Why Are You Hiking the Appalachian Trail?
Befriending the questions:
“Do you think you should do this, at your advanced age?” my 66-year-old dad said to me last night half-jokingly at dinner.
I am 42, just left my job of 12 years, and am off to live in the woods. Six months ago the phrase “NOBO AT thru-hiker” meant nothing to me; in just a few short days it will be my work, my daily existence, my identity.
At My Advanced Age…
I turn over the word “advanced” in my head. I look it up and see that when not referring to my age, it means “far on or ahead in development or progress; new and not yet generally accepted.” Also “to move forward in a purposeful way.” So thanks, Dad. I guess I’ll own this word.
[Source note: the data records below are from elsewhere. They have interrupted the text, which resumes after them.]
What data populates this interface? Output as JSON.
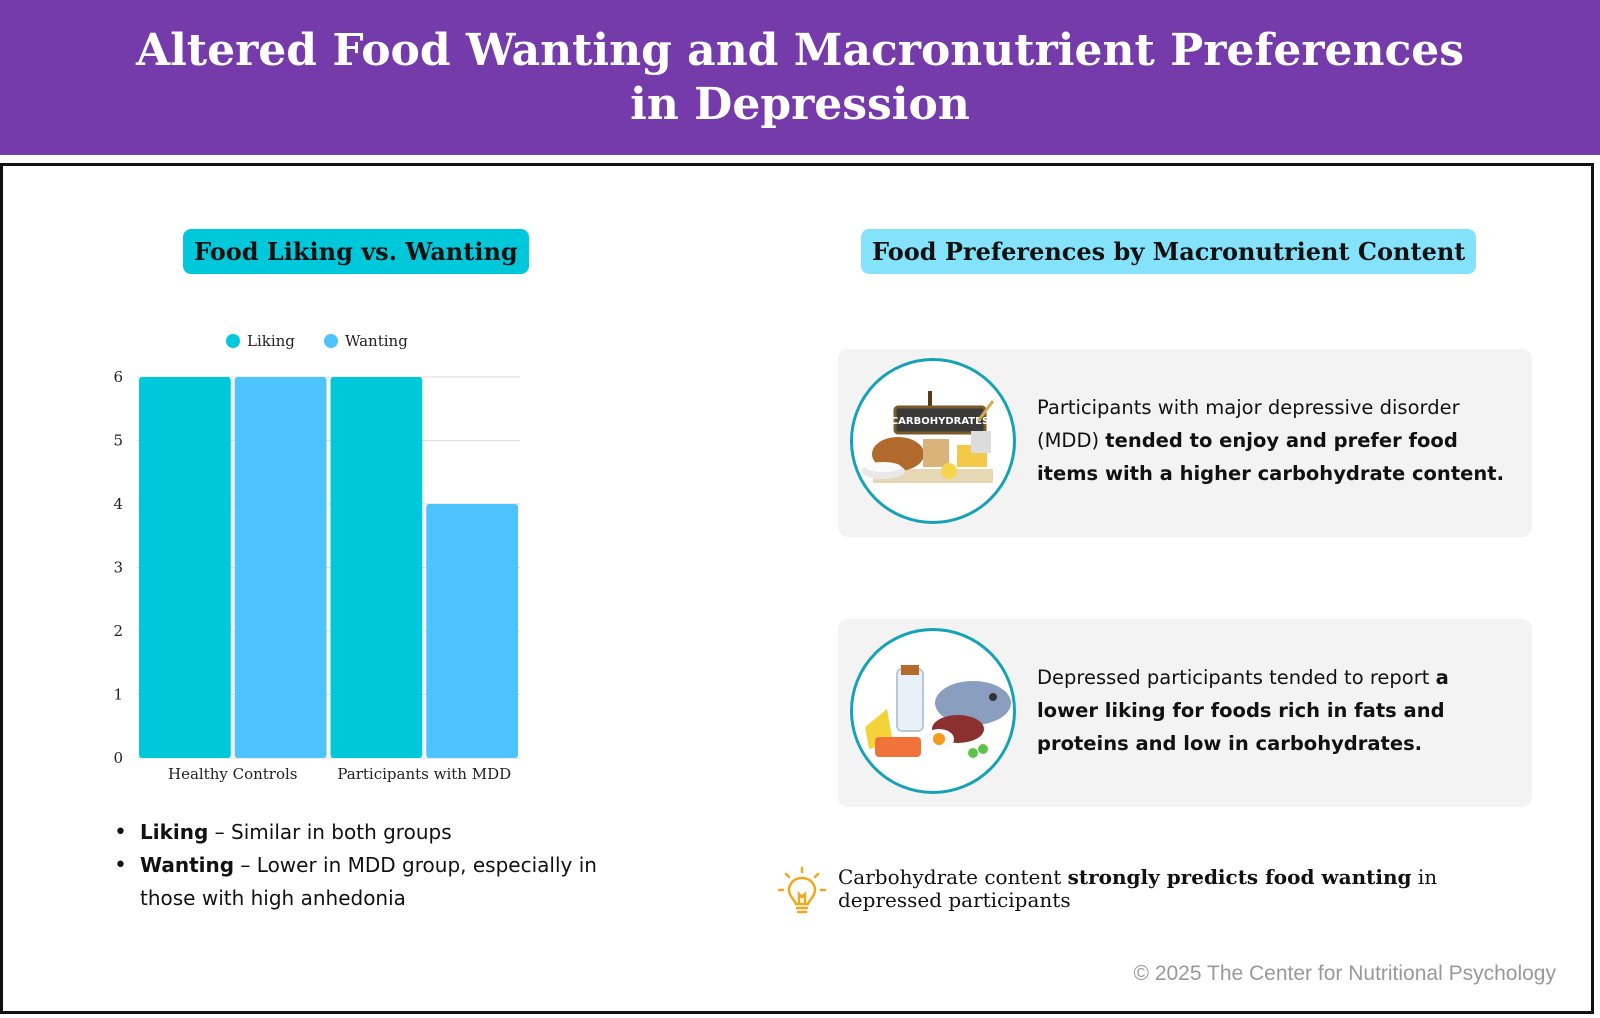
{
  "header": {
    "title_line1": "Altered Food Wanting and Macronutrient Preferences",
    "title_line2": "in Depression",
    "bg_color": "#763bab"
  },
  "left_section": {
    "heading": "Food Liking vs. Wanting"
  },
  "right_section": {
    "heading": "Food Preferences by Macronutrient Content"
  },
  "chart_data": {
    "type": "bar",
    "categories": [
      "Healthy Controls",
      "Participants with MDD"
    ],
    "series": [
      {
        "name": "Liking",
        "values": [
          6,
          6
        ],
        "color": "#00c8db"
      },
      {
        "name": "Wanting",
        "values": [
          6,
          4
        ],
        "color": "#4dc3ff"
      }
    ],
    "ylim": [
      0,
      6
    ],
    "yticks": [
      "0",
      "1",
      "2",
      "3",
      "4",
      "5",
      "6"
    ],
    "grid": true,
    "legend": "top"
  },
  "bullets": [
    {
      "term": "Liking",
      "text": " – Similar in both groups"
    },
    {
      "term": "Wanting",
      "text": " – Lower in MDD group, especially in those with high anhedonia"
    }
  ],
  "cards": [
    {
      "image_label": "CARBOHYDRATES",
      "text_plain": "Participants with major depressive disorder (MDD) ",
      "text_bold": "tended to enjoy and prefer food items with a higher carbohydrate content."
    },
    {
      "text_plain": "Depressed participants tended to report ",
      "text_bold": "a lower liking for foods rich in fats and proteins and low in carbohydrates."
    }
  ],
  "insight": {
    "icon": "lightbulb-icon",
    "text_before": "Carbohydrate content ",
    "text_bold": "strongly predicts food wanting",
    "text_after": " in depressed participants"
  },
  "footer": {
    "copyright": "© 2025 The Center for Nutritional Psychology"
  }
}
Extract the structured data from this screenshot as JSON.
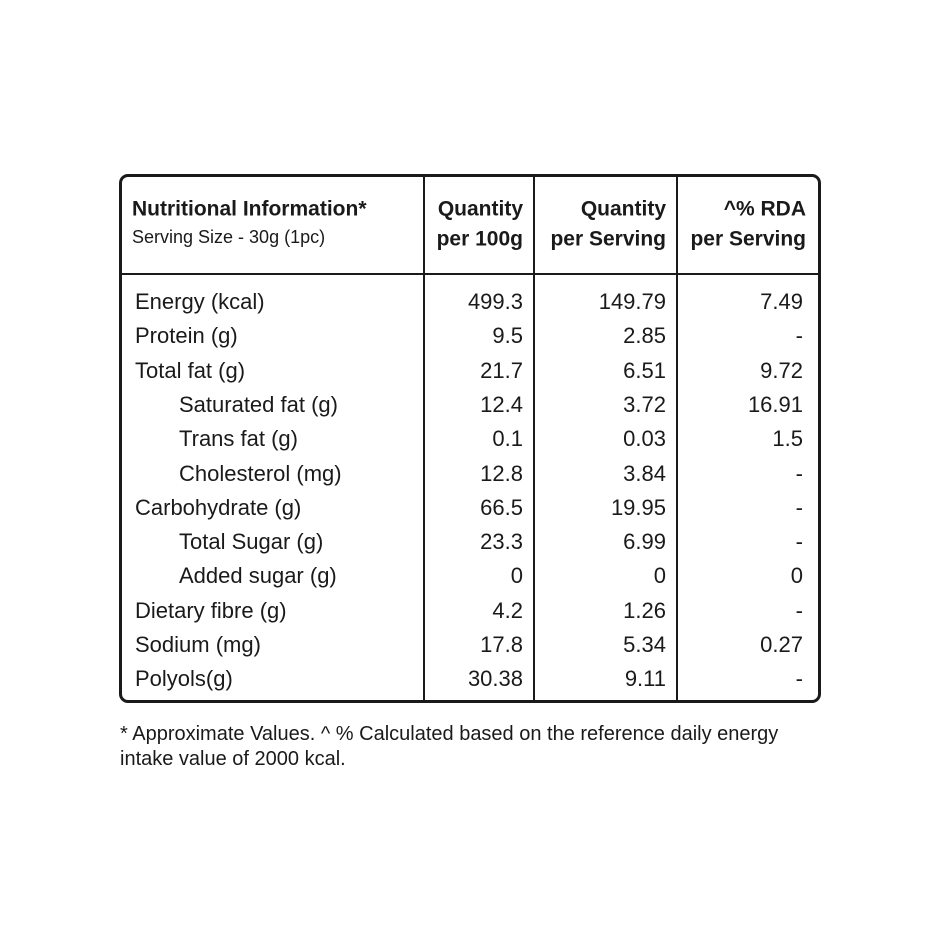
{
  "table": {
    "title": "Nutritional Information*",
    "subtitle": "Serving Size - 30g (1pc)",
    "columns": [
      [
        "Quantity",
        "per 100g"
      ],
      [
        "Quantity",
        "per Serving"
      ],
      [
        "^% RDA",
        "per Serving"
      ]
    ],
    "rows": [
      [
        "Energy (kcal)",
        499.3,
        149.79,
        7.49
      ],
      [
        "Protein (g)",
        9.5,
        2.85,
        "-"
      ],
      [
        "Total fat (g)",
        21.7,
        6.51,
        9.72
      ],
      [
        "Saturated fat (g)",
        12.4,
        3.72,
        16.91
      ],
      [
        "Trans fat (g)",
        0.1,
        0.03,
        1.5
      ],
      [
        "Cholesterol (mg)",
        12.8,
        3.84,
        "-"
      ],
      [
        "Carbohydrate (g)",
        66.5,
        19.95,
        "-"
      ],
      [
        "Total Sugar (g)",
        23.3,
        6.99,
        "-"
      ],
      [
        "Added sugar (g)",
        0,
        0,
        0
      ],
      [
        "Dietary fibre (g)",
        4.2,
        1.26,
        "-"
      ],
      [
        "Sodium (mg)",
        17.8,
        5.34,
        0.27
      ],
      [
        "Polyols(g)",
        30.38,
        9.11,
        "-"
      ]
    ]
  },
  "footnote": [
    "* Approximate Values. ^ % Calculated based on the reference daily energy",
    "intake value of 2000 kcal."
  ]
}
I’ve been trying to convince myself lately, “This is the perfect time to thru-hike the AT: I’m young enough and old enough.” After all, my inspiration came from meeting a 60-year-old thru-hiker woman at Bear Mountain last year. I know that for me, at 22, I would not have had the mental fortitude or emotional stamina to take on what’s ahead.
Why This? Why Now?
I get why people ask. It’s like when I see a woman lugging her suitcase through the airport in high stiletto heels, my first thought is “Wow!” and my second thought is “Why?” This pretty much sums up people’s reaction to my news. I’m leaving a dear community of friends and colleagues, a rewarding job of over a decade, and a neighborhood I love. And I’m not coming back. Not to the same situation, anyway. This thru-hike is the bridge between what came before and what comes next, and I don’t yet know what that will be.
So how do I answer the “why” question? I start with the usual things—needing a change, longing for the outdoors, curiosity about new towns and people, time to sort things out, etc.
But it really boils down to what I recently heard magician Nate Staniforth say about his choice of profession: “Sometimes you know something about yourself that you can’t prove by any other way other than just doing it.”
Here’s What I Don’t Say
People keep telling me I’m brave. And I wonder: what’s the line between brave and reckless? Brave and impulsive? Brave and foolish?
Last summer after I guest-preached at a church, a six-year-old girl came up and asked if I would pray for her to be brave. Her face beamed up at me with urgency and beauty and a whole lifetime of hard things, and I recall thinking, “Girl, you’re brave already.”
Bravery and courage can be tricky words. Author and activist Glennon Doyle said, “Courage—it’s always got rage in it.” I can’t get that out of my mind, the rage part.
I love my life overall, but there have been some doors that have slammed shut for me in recent years: personally, vocationally, relationally.
“The grief-armies assemble, but I’m not going with them,” writes the Sufi poet Rumi. And I won’t. I won’t let my life be defined by the blows that invariably come to us all.
Still. There are hurts I have yet to hike out. Losses I can only lament into a hailstorm. Questions that need to be hurled from across a ravine, waiting for an echo reply.
So It Begins
Though “new and not yet generally accepted,” I trust the next six months on the Appalachian Trail will move me forward in a purposeful way. I believe that thru-hiking, however it all shakes out, will change me into a grittier, funnier, kinder version of myself: a woman more wide open and unafraid in the face of storms, blisters, hunger, and humanity.